Les haleines tièdes se mêlent, rubans argentés d'une brume engourdie, dans les profondes noirceurs du temps. Elle se serait presque endormi, transie de froid dans ses fines jupes, alors que les secondes défilaient en la narguant. Ce n'était qu'une sorte de songe sans fin qu'elle observait dans le miroir trouble de la vie, une route à tracer, alors même que ses jambes s'avancent dans l'inconnu gelé d'une destiné contre-indiquée. Alors ses yeux s'ouvrent grand sur le vide insensé de son existence, ses longs cils battant son regard absent. Un concerto sans concertation, syncope brisée et triolet de noires, tête tournante et mains moites. Mais il ne faut pas trembler. Non. Il faut être fort. Fort. Ce n'est qu'une expression sans fondement, une sorte d'image à calquer, dans un coin de sa conscience. Etre fort, et n'être que ce qu'on vous demande d'être. Sourire, alors même que les larmes se bousculent sous le pont de vos sentiments et que la rage bout dans les bas-fonds de vos entrailles. Etre fort, une idiotie à tenir pour vraie. Alors les dents se serrent dans un gémissement imperceptible. Les doigts s'entrecroisent et se griffent, frémissement froissé. C'est une habitude à prendre. Etre dans l'absurdité des conventions, alors même que toute raison nous échappe. Vivre hors d'un monde ordonné, dans une sorte de rêve éveillé, entre peur et chaleur. Ce n'est pas une vie, peut-être. Une étincelle éphémère dans la froidure grandissante. L'aube s'approche, à pas feutrés, apportant avec elle la crainte d'un nouveau jour. L'air se glace et ses sens sont en feu. La robe s'est prise dans la neige nouvelle. Le cœur s'est fêlé.
Une brûlure. Voilà une comparaison bien frêle, par rapport à ces sentiments qui se bousculent. Quelques notes de musique s'égrainent dans l'atmosphère lourde, pour s'abattre avec fracas sur le sol givré. Elles parlent de soleil, faible rayon d'un espoir bientôt évaporé. Les ailes des anges laissent flotter quelques plumes fanées, dans un léger parfum de lys blanc, alors que les roses rouges ont éclos, laissant leurs pétales glisser sur les peines à panser. Il y a des mots qui disparaissent, dans le lointain. Ceux qui s'oublient sur les routes effacées. Et pourtant. Une feuille craquelée, à l'encre bleue délavée, qui virevolte contre son cœur palpitant. Battement incessant. Le regard se perd à l'horizon chatoyant. L'indicible heure profile ses délicates parures. Le corps s'emplit d'une lueur irréelle, coupe de promesses sacrées aux reflets nacrés. Le réceptacle est infini, tant que les paroles résonnent sans jamais se rompre.

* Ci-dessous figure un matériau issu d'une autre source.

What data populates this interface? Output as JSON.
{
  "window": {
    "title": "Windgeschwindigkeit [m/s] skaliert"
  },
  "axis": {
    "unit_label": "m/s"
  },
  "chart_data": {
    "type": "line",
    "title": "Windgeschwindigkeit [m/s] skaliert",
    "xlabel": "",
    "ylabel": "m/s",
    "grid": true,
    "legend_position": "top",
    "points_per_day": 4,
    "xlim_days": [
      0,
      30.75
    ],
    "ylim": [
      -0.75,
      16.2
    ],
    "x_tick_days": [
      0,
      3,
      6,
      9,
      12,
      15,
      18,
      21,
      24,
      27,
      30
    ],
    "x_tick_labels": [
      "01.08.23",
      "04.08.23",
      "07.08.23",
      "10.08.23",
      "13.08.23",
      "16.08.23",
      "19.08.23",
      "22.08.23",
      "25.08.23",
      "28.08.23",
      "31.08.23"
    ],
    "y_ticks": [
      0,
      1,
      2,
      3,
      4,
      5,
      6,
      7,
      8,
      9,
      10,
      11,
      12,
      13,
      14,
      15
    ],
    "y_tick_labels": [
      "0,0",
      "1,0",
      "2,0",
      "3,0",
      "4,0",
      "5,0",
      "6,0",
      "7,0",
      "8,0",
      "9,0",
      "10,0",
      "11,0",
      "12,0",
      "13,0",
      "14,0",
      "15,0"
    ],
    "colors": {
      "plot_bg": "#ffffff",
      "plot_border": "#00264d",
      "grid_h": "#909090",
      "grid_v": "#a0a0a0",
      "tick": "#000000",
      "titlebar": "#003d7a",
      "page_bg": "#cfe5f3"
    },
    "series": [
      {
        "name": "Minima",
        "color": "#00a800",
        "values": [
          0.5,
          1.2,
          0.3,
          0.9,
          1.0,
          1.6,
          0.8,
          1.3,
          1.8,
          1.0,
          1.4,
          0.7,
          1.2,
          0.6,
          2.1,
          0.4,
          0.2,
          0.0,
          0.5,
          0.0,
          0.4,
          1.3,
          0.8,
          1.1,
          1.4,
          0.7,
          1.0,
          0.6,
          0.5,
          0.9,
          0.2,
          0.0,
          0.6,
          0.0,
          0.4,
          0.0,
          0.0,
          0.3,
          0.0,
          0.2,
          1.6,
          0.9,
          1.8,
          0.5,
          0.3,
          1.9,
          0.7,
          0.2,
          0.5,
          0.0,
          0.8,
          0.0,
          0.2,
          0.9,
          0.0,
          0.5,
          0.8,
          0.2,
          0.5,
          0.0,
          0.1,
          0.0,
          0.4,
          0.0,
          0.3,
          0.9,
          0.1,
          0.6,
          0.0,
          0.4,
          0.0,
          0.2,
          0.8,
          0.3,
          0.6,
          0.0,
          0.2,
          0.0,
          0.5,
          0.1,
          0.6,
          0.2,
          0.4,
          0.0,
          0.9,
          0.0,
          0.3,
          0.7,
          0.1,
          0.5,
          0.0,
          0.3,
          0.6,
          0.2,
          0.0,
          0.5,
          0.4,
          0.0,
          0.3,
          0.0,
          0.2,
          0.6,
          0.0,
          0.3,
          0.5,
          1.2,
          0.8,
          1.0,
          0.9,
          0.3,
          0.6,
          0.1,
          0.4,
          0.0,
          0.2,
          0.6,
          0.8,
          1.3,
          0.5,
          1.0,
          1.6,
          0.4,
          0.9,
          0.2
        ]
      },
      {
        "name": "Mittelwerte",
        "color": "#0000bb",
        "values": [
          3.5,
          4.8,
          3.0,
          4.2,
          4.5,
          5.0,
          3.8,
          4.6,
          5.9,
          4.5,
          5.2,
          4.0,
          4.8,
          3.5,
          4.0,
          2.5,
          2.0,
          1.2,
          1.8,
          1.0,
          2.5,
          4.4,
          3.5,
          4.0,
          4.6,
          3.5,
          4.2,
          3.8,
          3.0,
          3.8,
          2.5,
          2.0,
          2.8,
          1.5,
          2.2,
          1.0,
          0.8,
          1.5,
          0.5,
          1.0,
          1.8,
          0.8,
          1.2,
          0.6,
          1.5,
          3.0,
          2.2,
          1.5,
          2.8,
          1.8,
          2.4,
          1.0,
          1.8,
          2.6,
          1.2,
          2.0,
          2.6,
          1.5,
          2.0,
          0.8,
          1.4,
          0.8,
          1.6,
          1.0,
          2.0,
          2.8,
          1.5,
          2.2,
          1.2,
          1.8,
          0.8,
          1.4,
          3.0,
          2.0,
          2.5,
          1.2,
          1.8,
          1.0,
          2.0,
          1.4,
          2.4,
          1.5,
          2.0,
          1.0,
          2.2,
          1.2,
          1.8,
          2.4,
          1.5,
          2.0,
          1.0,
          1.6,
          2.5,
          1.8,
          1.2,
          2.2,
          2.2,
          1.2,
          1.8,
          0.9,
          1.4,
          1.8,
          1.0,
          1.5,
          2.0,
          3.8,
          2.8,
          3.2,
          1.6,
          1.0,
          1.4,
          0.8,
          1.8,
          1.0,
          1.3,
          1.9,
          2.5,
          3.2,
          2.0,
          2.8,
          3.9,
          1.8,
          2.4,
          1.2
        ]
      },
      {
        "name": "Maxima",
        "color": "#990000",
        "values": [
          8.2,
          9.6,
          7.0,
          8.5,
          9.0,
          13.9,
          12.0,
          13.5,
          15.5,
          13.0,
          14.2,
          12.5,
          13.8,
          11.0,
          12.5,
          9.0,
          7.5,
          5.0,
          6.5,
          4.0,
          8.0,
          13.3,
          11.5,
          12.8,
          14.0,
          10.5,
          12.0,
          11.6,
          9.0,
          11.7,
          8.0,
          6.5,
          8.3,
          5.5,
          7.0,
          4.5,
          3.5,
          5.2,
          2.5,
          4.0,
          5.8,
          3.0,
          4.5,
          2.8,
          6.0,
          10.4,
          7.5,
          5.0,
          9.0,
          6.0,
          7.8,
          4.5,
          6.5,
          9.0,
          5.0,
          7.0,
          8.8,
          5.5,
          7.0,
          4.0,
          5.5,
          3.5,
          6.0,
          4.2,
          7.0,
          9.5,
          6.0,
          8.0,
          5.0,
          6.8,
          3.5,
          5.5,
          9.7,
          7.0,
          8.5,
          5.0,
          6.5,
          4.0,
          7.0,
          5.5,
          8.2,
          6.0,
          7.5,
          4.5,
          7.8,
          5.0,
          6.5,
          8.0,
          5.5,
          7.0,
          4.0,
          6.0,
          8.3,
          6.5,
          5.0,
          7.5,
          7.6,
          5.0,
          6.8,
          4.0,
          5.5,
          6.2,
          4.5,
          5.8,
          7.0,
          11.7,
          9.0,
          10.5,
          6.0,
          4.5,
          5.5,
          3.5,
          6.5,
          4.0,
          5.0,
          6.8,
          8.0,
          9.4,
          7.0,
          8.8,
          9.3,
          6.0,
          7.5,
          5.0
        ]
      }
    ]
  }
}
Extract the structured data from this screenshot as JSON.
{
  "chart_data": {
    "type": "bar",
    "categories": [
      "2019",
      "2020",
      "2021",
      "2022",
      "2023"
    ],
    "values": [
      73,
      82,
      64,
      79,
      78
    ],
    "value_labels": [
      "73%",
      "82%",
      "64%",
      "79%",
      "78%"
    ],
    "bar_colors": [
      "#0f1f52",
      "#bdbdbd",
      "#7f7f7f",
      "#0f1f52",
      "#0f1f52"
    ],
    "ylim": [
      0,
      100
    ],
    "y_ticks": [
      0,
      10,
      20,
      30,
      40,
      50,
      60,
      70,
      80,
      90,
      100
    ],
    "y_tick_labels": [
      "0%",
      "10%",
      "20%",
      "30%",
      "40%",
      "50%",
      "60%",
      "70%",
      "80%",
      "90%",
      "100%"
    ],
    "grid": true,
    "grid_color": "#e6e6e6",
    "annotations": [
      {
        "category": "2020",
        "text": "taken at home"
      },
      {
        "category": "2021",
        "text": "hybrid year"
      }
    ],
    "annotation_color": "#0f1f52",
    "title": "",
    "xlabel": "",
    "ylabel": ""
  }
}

L'aube a étalé ses jupons dorés. Elle s'endort enfin, dans la larme rosée des secondes oubliées. L'éternel ouvre un œil, et veille sur son corps abandonné. Silence et communion.
Quelques mots, sur une feuille jaunie par le temps qui fane. Quelques souvenirs, sur quelques lignes inavouées. Quelques instants, dans l'infinitude du serment. Et ces quelques lettres qui se gravent dans la chair et l'esprit. Entre être et âme. Entre homme et femme. Entre elle et son entité. Aimer.
Ne cherche pas à te dissimuler viens on repart en arrière et tu fonds en larmes dans mes bras, viens, on s'en va, on part là où il n'y a rien en suspend, que des machin par terre qu'on peut écraser, tant qu'il ne s'agit pas de playmobils. Tu me manques, toi et ta sincérité. Je refuse que tu fasses semblant.
J'ai besoin de tes énormes lettres. Celles qui dépassent de partout, qui s'étalent autant qu'elles le peuvent. Il suffirait de fouiller dans un tiroir au fond, et retrouver cette brulure. Je ne connais pas d'anges. Rien que des humains, moi.
C'est n'importe quoi, rien n'a aucun sens. Je me perds, m'embrouille. Désolée, puce.